Circumstances under Which Petitioners' Sex Offenses May Be Disclosed to Beneficiaries
GAO-06-735, Jun 14, 2006
In fiscal year 2005, U.S. citizens and lawful permanent residents filed about 730,000 petitions with the U.S. Citizenship and Immigration Services (USCIS) to sponsor noncitizen family members, including spouses, fiances, and children, to immigrate to the United States. Those doing the sponsoring are called petitioners; those benefiting from the sponsoring are called beneficiaries. If USCIS approves the petition, overseas beneficiaries must also file a visa application with the Department of State to enter the United States. In January 2002, USCIS started to conduct background security checks on all petitioners in addition to the beneficiaries. These background checks revealed that some of the petitioners had convictions for criminal sex offenses; further, some of those criminal sex offenders were filing family-based petitions for children (those under the age of 21). This report addresses the number of convicted sex offenders who filed family-based petitions in fiscal year 2005 based upon a computer match of USCIS data with individuals in the Federal Bureau of Investigation's National Sex Offender Registry and discusses USCIS's and the Department of State's framework for disclosing a sponsor's criminal sexual background to the beneficiary. DHS, the Department of State, and the Department of Justice reviewed a draft of this report. Only technical comments were provided and have been incorporated into this report.

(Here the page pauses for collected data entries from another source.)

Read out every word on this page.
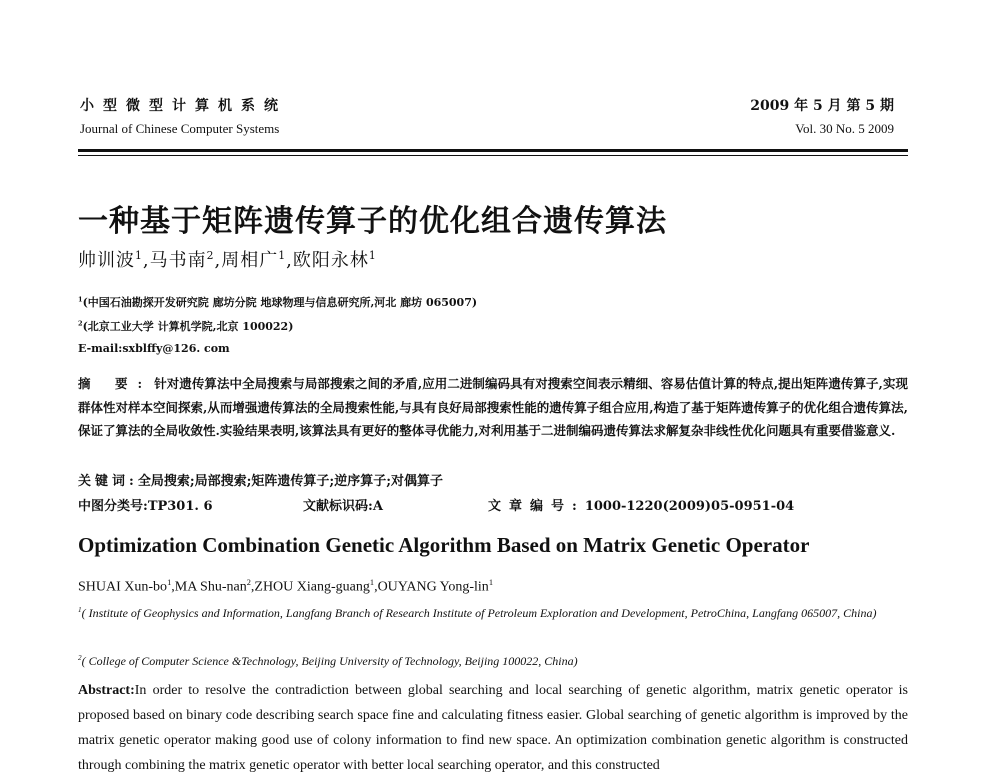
小型微型计算机系统
Journal of Chinese Computer Systems
2009 年 5 月 第 5 期
Vol. 30 No. 5 2009
一种基于矩阵遗传算子的优化组合遗传算法
帅训波$^1$,马书南$^2$,周相广$^1$,欧阳永林$^1$
$^1$(中国石油勘探开发研究院 廊坊分院 地球物理与信息研究所,河北 廊坊 065007)
$^2$(北京工业大学 计算机学院,北京 100022)
E-mail:sxblffy@126. com
摘 要: 针对遗传算法中全局搜索与局部搜索之间的矛盾,应用二进制编码具有对搜索空间表示精细、容易估值计算的特点,提出矩阵遗传算子,实现群体性对样本空间探索,从而增强遗传算法的全局搜索性能,与具有良好局部搜索性能的遗传算子组合应用,构造了基于矩阵遗传算子的优化组合遗传算法,保证了算法的全局收敛性.实验结果表明,该算法具有更好的整体寻优能力,对利用基于二进制编码遗传算法求解复杂非线性优化问题具有重要借鉴意义.
关键词:全局搜索;局部搜索;矩阵遗传算子;逆序算子;对偶算子
中图分类号:TP301. 6	文献标识码:A	文章编号:1000-1220(2009)05-0951-04
Optimization Combination Genetic Algorithm Based on Matrix Genetic Operator
SHUAI Xun-$bo^1,MA$ Shu-nan$^2$,ZHOU Xiang-guang$^1$,OUYANG Yong-lin$^1$
$^1$( Institute of Geophysics and Information, Langfang Branch of Research Institute of Petroleum Exploration and Development, PetroChina, Langfang 065007, China)
$^2$( College of Computer Science &Technology, Beijing University of Technology, Beijing 100022, China)
Abstract:In order to resolve the contradiction between global searching and local searching of genetic algorithm, matrix genetic operator is proposed based on binary code describing search space fine and calculating fitness easier. Global searching of genetic algorithm is improved by the matrix genetic operator making good use of colony information to find new space. An optimization combination genetic algorithm is constructed through combining the matrix genetic operator with better local searching operator, and this constructed
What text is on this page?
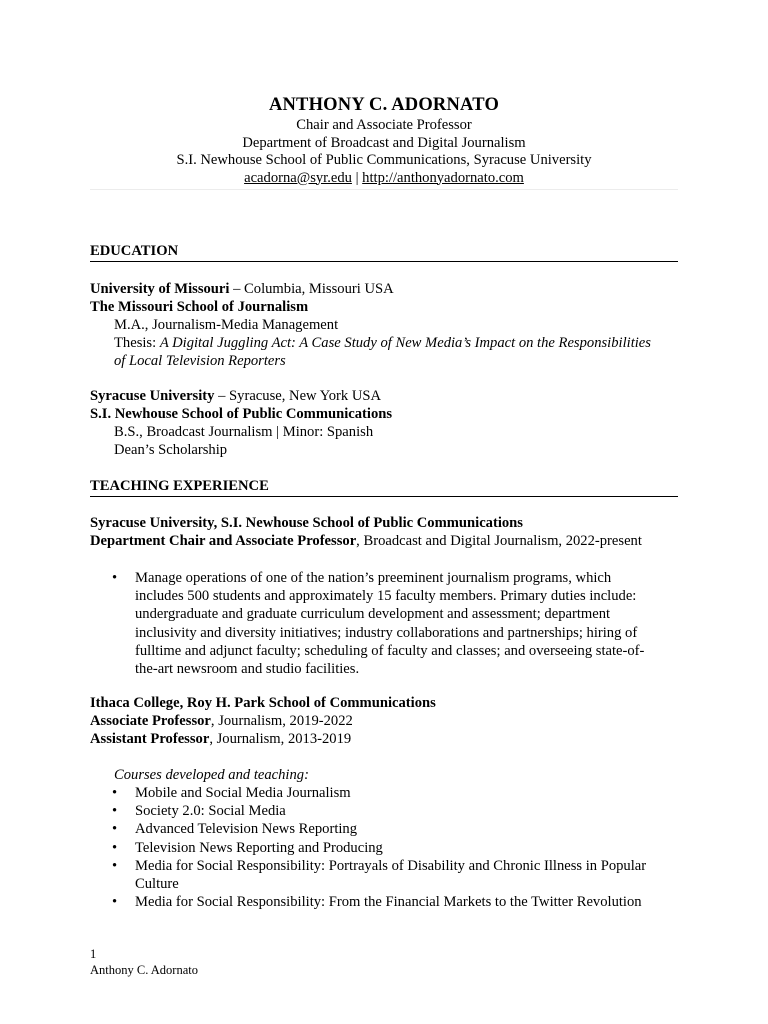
ANTHONY C. ADORNATO
Chair and Associate Professor
Department of Broadcast and Digital Journalism
S.I. Newhouse School of Public Communications, Syracuse University
acadorna@syr.edu | http://anthonyadornato.com
EDUCATION
University of Missouri – Columbia, Missouri USA
The Missouri School of Journalism
M.A., Journalism-Media Management
Thesis: A Digital Juggling Act: A Case Study of New Media’s Impact on the Responsibilities
of Local Television Reporters
Syracuse University – Syracuse, New York USA
S.I. Newhouse School of Public Communications
B.S., Broadcast Journalism | Minor: Spanish
Dean’s Scholarship
TEACHING EXPERIENCE
Syracuse University, S.I. Newhouse School of Public Communications
Department Chair and Associate Professor, Broadcast and Digital Journalism, 2022-present
• Manage operations of one of the nation’s preeminent journalism programs, which
includes 500 students and approximately 15 faculty members. Primary duties include:
undergraduate and graduate curriculum development and assessment; department
inclusivity and diversity initiatives; industry collaborations and partnerships; hiring of
fulltime and adjunct faculty; scheduling of faculty and classes; and overseeing state-of-
the-art newsroom and studio facilities.
Ithaca College, Roy H. Park School of Communications
Associate Professor, Journalism, 2019-2022
Assistant Professor, Journalism, 2013-2019
Courses developed and teaching:
• Mobile and Social Media Journalism
• Society 2.0: Social Media
• Advanced Television News Reporting
• Television News Reporting and Producing
• Media for Social Responsibility: Portrayals of Disability and Chronic Illness in Popular
Culture
• Media for Social Responsibility: From the Financial Markets to the Twitter Revolution
1
Anthony C. Adornato
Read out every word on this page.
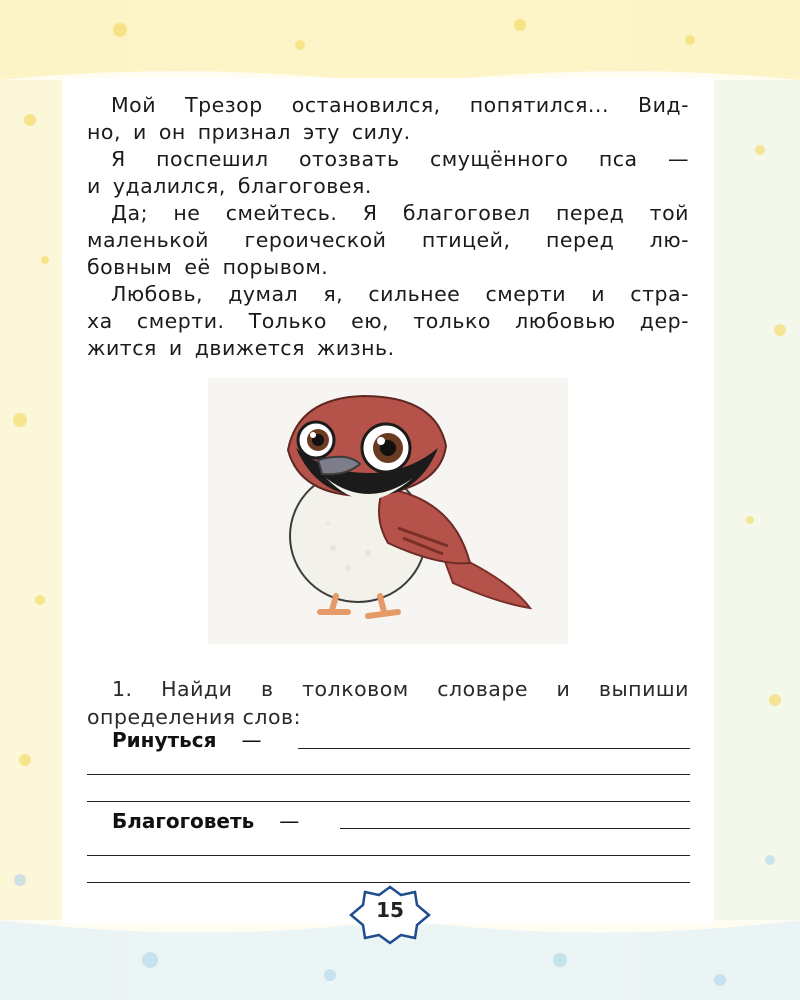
Мой Трезор остановился, попятился... Вид-
но, и он признал эту силу.

Я поспешил отозвать смущённого пса —
и удалился, благоговея.

Да; не смейтесь. Я благоговел перед той
маленькой героической птицей, перед лю-
бовным её порывом.

Любовь, думал я, сильнее смерти и стра-
ха смерти. Только ею, только любовью дер-
жится и движется жизнь.

1. Найди в толковом словаре и выпиши
определения слов:
Ринуться —
Благоговеть —
15
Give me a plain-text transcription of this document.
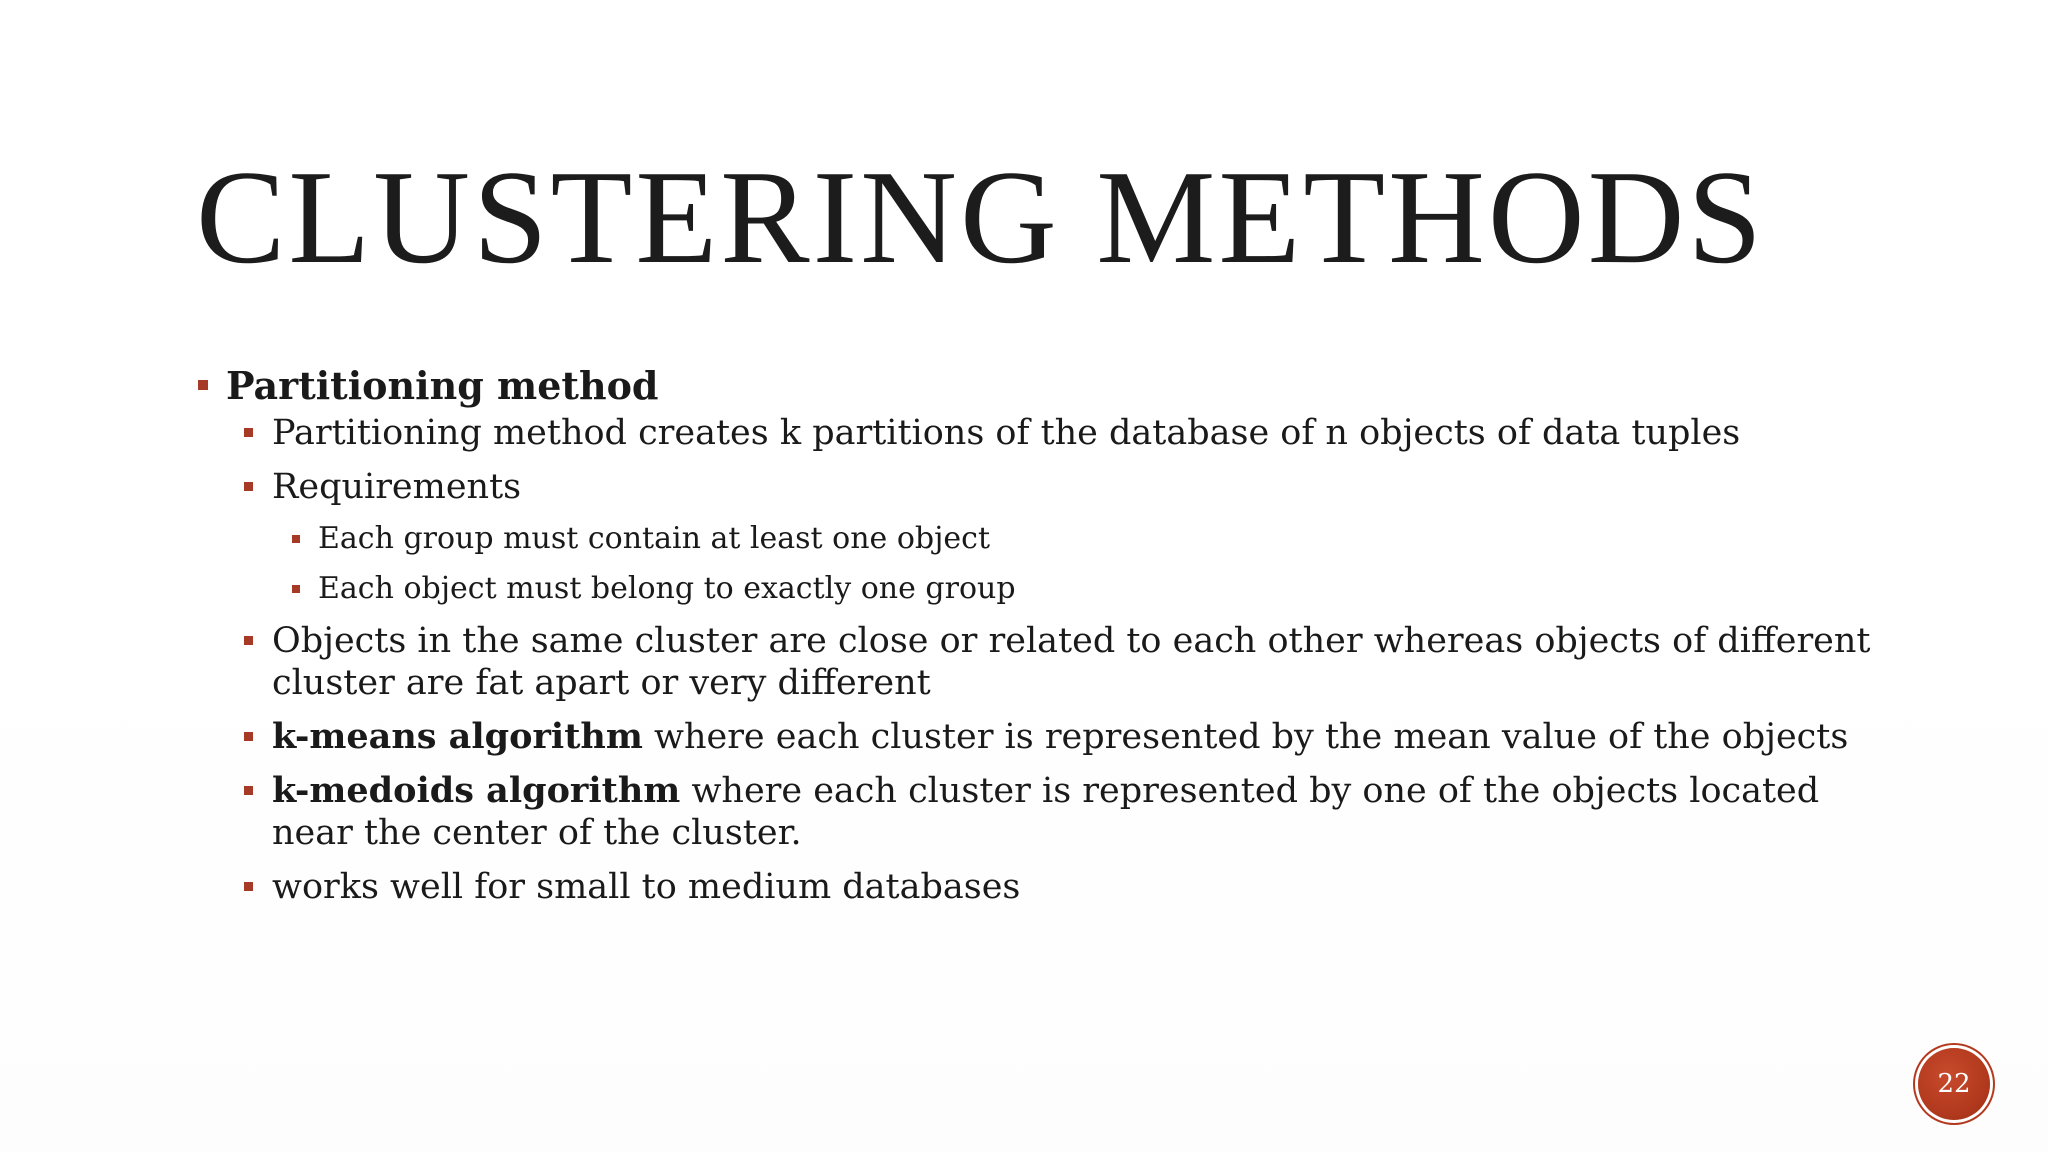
CLUSTERING METHODS
Partitioning method
Partitioning method creates k partitions of the database of n objects of data tuples
Requirements
Each group must contain at least one object
Each object must belong to exactly one group
Objects in the same cluster are close or related to each other whereas objects of different cluster are fat apart or very different
k-means algorithm where each cluster is represented by the mean value of the objects
k-medoids algorithm where each cluster is represented by one of the objects located near the center of the cluster.
works well for small to medium databases
22
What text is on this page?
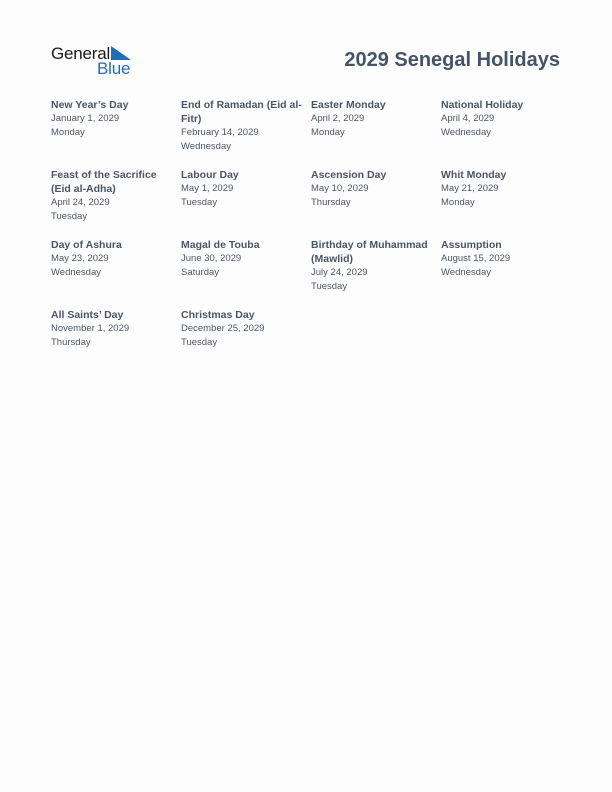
General
Blue	2029 Senegal Holidays
New Year’s Day
January 1, 2029
Monday
End of Ramadan (Eid al-Fitr)
February 14, 2029
Wednesday
Easter Monday
April 2, 2029
Monday
National Holiday
April 4, 2029
Wednesday
Feast of the Sacrifice (Eid al-Adha)
April 24, 2029
Tuesday
Labour Day
May 1, 2029
Tuesday
Ascension Day
May 10, 2029
Thursday
Whit Monday
May 21, 2029
Monday
Day of Ashura
May 23, 2029
Wednesday
Magal de Touba
June 30, 2029
Saturday
Birthday of Muhammad (Mawlid)
July 24, 2029
Tuesday
Assumption
August 15, 2029
Wednesday
All Saints’ Day
November 1, 2029
Thursday
Christmas Day
December 25, 2029
Tuesday
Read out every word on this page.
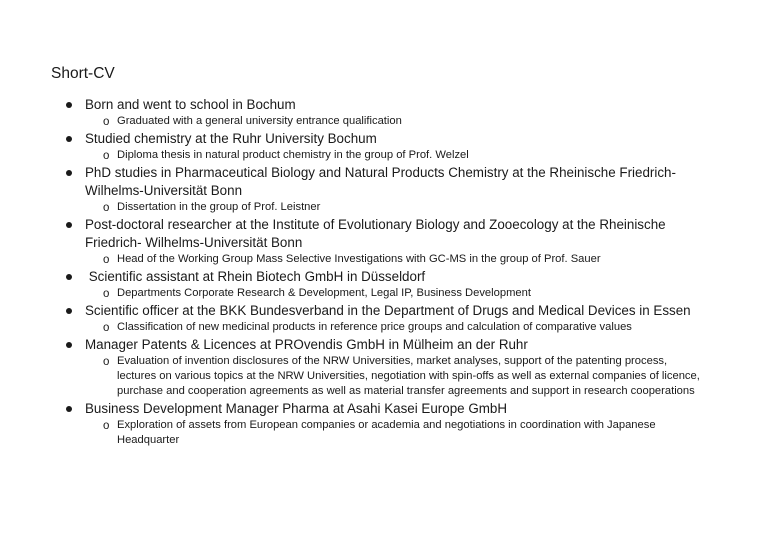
Short-CV
Born and went to school in Bochum
o Graduated with a general university entrance qualification
Studied chemistry at the Ruhr University Bochum
o Diploma thesis in natural product chemistry in the group of Prof. Welzel
PhD studies in Pharmaceutical Biology and Natural Products Chemistry at the Rheinische Friedrich-Wilhelms-Universität Bonn
o Dissertation in the group of Prof. Leistner
Post-doctoral researcher at the Institute of Evolutionary Biology and Zooecology at the Rheinische Friedrich- Wilhelms-Universität Bonn
o Head of the Working Group Mass Selective Investigations with GC-MS in the group of Prof. Sauer
Scientific assistant at Rhein Biotech GmbH in Düsseldorf
o Departments Corporate Research & Development, Legal IP, Business Development
Scientific officer at the BKK Bundesverband in the Department of Drugs and Medical Devices in Essen
o Classification of new medicinal products in reference price groups and calculation of comparative values
Manager Patents & Licences at PROvendis GmbH in Mülheim an der Ruhr
o Evaluation of invention disclosures of the NRW Universities, market analyses, support of the patenting process, lectures on various topics at the NRW Universities, negotiation with spin-offs as well as external companies of licence, purchase and cooperation agreements as well as material transfer agreements and support in research cooperations
Business Development Manager Pharma at Asahi Kasei Europe GmbH
o Exploration of assets from European companies or academia and negotiations in coordination with Japanese Headquarter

At least 398 convicted sex offenders filed a total of 420 petitions in fiscal year 2005 for spouses, fiances, children, and other relatives. Immigration law does not prohibit convicted sex offenders from petitioning to bring their spouses, fiances, or children into the United States and generally USCIS cannot deny a petition based solely on the fact that the petitioner is a convicted sex offender. The sex offenders were convicted of at least 411 sex-related crimes, including sexual assault and rape, according to data in the Federal Bureau of Investigation's National Sex Offender Registry. At least 45 convictions involved crimes against children. While most beneficiaries were spouses and fiances, criminal sex offenders petitioned for at least 60 children. According to USCIS and Department of State officials, an exception to the Privacy Act of 1974 gives them authority to disclose a petitioner's criminal sex offender history if there are "compelling circumstances affecting the health and safety" of the beneficiary. For certain noncitizen beneficiaries, disclosure of the petitioner's criminal background information is now mandatory based on new authority granted to USCIS and the Department of State. The International Marriage Broker Regulation Act of 2005 (IMBRA) requires disclosure of a U.S. citizen's criminal background information, including sex crimes, to certain prospective immigrants, essentially noncitizen fiances, but some spouses and minor children as well. Mandatory disclosure is not required for beneficiaries not covered by IMBRA, though these beneficiaries may receive information about a petitioner's criminal background on a discretionary basis under the Privacy Act exception. GAO estimates that IMBRA's mandatory disclosure requirement will cover about 20 percent of family-based beneficiaries based on fiscal year 2005 data. On May 3, 2006, USCIS issued interim guidance to its adjudicators on when it may be appropriate to disclose information related to a petitioner's criminal history under the "compelling circumstances" exception to the Privacy Act. USCIS plans to issue separate guidance related to disclosure requirements under IMBRA. Department of State officials said that they are preparing to issue Privacy Act disclosure guidance and are finalizing separate IMBRA disclosure guidance.